Here's a small sampling from just the first week in April:

None of these stories, of course, get much attention from Americans. After all, Afghanistan was an unalloyed victory, followed by the creation of a robust democracy. Right? Wishing did make it so, you see, even though it isn't so.

The same will almost certainly be true of Iraq 18 months from now. The signs are there already. In "Thinking the unthinkable," I pointed out that all Iraq needed to do to secure eventual victory was to hold out until it secured allies.

Those allies are now parked behind machine guns in Baghdad. It is likely that Saddam, or his successor, is already setting up a government-in-exile in Damascaus, Sanaa or some other city safely beyond the reach -- for the moment -- of the US forces.

It is also likely that that government-in-exile will enjoy de facto, if not de jure, recognition and support from most of the Arab and Muslim states. The U.S. overestimated the importance of Saddam's cult of personality and underestimated the sway that Ba'athism holds over the Arab people. The Iraqis will tolerate the occupation for as long as they have to ... and the status quo ante will likely prevail when that occupation ends.

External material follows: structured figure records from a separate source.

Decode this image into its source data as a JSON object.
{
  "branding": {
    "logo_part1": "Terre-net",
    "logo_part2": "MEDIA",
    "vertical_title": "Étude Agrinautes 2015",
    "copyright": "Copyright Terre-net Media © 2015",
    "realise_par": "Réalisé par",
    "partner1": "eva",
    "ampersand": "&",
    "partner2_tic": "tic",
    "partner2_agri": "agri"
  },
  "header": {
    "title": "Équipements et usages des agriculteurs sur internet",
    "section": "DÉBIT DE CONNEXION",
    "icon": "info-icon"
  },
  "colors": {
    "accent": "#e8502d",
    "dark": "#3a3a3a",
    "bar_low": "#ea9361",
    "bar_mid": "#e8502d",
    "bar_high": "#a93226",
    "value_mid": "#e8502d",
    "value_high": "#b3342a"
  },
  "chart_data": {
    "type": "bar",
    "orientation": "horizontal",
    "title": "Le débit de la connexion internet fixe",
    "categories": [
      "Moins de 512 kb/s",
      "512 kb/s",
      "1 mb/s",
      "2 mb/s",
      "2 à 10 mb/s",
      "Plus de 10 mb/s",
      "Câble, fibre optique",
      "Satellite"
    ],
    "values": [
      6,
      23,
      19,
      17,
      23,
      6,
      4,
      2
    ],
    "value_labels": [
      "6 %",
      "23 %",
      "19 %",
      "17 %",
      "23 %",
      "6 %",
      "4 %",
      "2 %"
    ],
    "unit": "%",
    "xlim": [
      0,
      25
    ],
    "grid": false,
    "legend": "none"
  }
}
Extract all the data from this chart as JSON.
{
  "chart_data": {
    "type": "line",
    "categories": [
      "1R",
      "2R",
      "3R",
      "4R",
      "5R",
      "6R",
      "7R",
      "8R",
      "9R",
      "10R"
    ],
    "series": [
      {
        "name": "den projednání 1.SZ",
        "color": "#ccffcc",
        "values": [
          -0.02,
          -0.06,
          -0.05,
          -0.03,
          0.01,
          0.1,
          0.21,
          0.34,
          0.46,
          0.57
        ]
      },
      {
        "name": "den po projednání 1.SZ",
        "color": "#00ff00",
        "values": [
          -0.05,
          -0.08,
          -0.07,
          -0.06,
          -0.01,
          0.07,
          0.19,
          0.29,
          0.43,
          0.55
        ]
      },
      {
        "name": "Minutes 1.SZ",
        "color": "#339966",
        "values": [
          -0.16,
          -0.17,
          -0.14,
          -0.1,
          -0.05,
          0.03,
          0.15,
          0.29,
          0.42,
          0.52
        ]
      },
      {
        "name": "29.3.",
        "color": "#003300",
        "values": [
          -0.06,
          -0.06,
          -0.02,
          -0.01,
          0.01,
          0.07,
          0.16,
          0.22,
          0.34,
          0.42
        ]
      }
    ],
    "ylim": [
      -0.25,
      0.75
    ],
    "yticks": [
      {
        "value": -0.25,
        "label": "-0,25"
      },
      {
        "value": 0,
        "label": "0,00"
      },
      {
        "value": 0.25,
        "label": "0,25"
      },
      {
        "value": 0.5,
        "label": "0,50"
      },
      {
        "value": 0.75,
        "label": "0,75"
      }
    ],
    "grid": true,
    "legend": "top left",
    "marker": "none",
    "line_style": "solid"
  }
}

Miltary prowess does not guarantee the fulfillment of war aims.

It is certain beyond any shadow of a doubt that the U.S. troops will, sooner or later, pack their gear, board their ships and sail from the ports of Kuwait. It is becoming more and more likely that, as they evacuate the government complex in Baghdad, the old tenants will return and take up right where they left off. Given the U.S. war aims, that eventuality will constitute U.S. defeat under any reasonable criteria of what "victory" and "defeat" mean.

Something in the American psyche died on 9/11. That something seems to have been the natural, necessary skepticism which has always permeated the American relationship with government, rather than the false sense of safety that such skepticism served to mitigate.

Before 9/11, any government pronouncement was subject to scrutiny. Now, wishing will make it so. And, even when that dictum fails to prove out, the facts are conveniently replaced with a mental sticky-note to the effect that wishing did make it so.

That beggar's wishing is a pale horse indeed. Behold the emperor astride it, in his new clothes.